Pennsylvanians for Fair Elections joined organizations from across the state this week to announce the formation of a new coalition called Fair Districts PA.
The coalition’s purpose is to advocate for reform of Pennsylvania’s redistricting system to make the process of drawing electoral districts impartial, transparent and accountable.
Congressional and state legislative electoral maps are redrawn every 10 years following the national census. In Pennsylvania, the process of drawing those maps is controlled almost entirely by state legislators, a conflict of interest that puts politicians in charge and takes away the rights of voters.
Some states – most notably Arizona and California – have reformed the process by establishing impartial citizen commissions and clear standards for how districts should be drawn. The results have shown increased voter engagement and more competitive elections.
Fair District PA’s priorities include:
- Assigning the redistricting power to an independent commission, of which neither the commissioners (nor members of their immediate families) may be members of the government or political party officials
- Ensuring the transparency of the process and meaningful opportunities for public participation
- Addressing other causes of districting unfairness
“Our current redistricting process creates noncompetitive, politically safe districts that contribute to crippling gridlock and make it almost impossible for voters to hold their elected officials accountable,” Susan Carty, president of the League of Women Voters of Pennsylvania, said. “When politicians manipulate districts lines to benefit incumbents or maintain party control, citizens are deprived of meaningful choice and lose confidence in the democratic process.”

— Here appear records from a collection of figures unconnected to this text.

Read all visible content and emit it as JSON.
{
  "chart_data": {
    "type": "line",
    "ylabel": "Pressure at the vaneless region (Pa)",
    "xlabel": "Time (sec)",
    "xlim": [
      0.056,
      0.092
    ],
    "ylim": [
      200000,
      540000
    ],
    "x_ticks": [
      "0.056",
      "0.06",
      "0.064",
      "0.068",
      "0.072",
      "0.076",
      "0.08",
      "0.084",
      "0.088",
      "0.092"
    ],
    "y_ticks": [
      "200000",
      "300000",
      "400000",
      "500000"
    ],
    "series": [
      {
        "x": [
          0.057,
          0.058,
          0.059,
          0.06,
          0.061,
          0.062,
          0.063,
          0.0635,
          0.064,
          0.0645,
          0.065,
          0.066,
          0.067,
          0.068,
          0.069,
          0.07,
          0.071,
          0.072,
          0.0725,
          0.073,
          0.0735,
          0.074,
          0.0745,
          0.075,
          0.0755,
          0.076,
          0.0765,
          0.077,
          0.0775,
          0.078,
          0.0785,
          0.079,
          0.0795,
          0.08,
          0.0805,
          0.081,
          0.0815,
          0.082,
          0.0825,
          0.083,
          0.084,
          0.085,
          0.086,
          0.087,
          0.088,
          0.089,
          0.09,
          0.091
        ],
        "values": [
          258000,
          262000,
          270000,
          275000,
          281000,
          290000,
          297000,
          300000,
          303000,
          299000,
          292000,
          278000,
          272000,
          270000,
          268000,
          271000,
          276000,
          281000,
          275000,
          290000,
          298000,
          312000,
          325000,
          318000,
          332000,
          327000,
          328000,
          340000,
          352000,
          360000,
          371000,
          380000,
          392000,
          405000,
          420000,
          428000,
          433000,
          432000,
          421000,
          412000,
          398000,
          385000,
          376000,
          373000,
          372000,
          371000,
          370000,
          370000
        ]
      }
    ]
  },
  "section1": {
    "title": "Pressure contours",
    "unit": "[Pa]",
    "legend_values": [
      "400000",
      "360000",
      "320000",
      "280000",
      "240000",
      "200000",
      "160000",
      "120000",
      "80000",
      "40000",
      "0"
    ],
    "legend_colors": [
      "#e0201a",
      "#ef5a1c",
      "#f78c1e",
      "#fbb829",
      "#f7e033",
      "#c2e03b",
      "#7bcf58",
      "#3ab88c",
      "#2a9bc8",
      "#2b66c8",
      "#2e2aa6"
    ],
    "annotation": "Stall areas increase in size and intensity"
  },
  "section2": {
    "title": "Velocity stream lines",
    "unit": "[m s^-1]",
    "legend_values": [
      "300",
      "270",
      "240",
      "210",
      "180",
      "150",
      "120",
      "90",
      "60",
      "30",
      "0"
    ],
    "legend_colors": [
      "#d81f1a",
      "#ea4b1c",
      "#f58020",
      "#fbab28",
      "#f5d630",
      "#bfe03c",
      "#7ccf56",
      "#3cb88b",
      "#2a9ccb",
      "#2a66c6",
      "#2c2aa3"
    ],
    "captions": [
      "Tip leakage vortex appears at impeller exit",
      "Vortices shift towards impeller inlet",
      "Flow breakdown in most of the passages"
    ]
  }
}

The debate over gerrymandering is nothing new to Pennsylvania. Multiple lawsuits were filed after the most recent redistictricting effort, one that resulted in a 2012 Pennsylvania Supreme Court ruling that ordered that Pennsylvania’s legislative maps be redrawn because they violated the state constitution.
The Washington Post has described Pennsylvania’s 7th Congressional District as one of the most gerrymandered in the country, and Pennsylvania is regularly mentioned in discussions of states with notoriously unfair districts.
“Philadelphia is home to some of the most manipulative maps in the country, and the Committee of 70 is dedicated to ensuring our residents’ votes have a meaningful impact on their elections,” said David Thornburgh, president of Committee of 70. “It is only with a fair and transparent process that we can right this wrong and begin to focus on the issues that concern Philadelphians and Pennsylvanians most.”
Barry Kauffman, executive director of Common Cause PA, will be co-chairing the effort, along with Carol Kuniholm, who is responsible for League of Women Voters of Pennsylvania’s work on election-reform issues.
Those organizations are joined by other groups concerned with accountable government and representative democracy, including Pennsylvania Council of Churches, Committee of Seventy and Pennsylvanians for Fair Elections.
Real change would require a constitutional amendment, but Fair Districts PA is encouraged by a bipartisan, bicameral group of legislators working together to address the behind-closed-doors redistricting process they consider a primary factor in current legislative dysfunction.
“Common Cause and others have been advocating for redistricting reform across the country for decades,” Kauffman said. “With the momentum we’ve seen in recent years, I think we have an excellent opportunity to pass meaningful legislation and finally give our elections back to the voters so that our government truly is of, by and for the people.”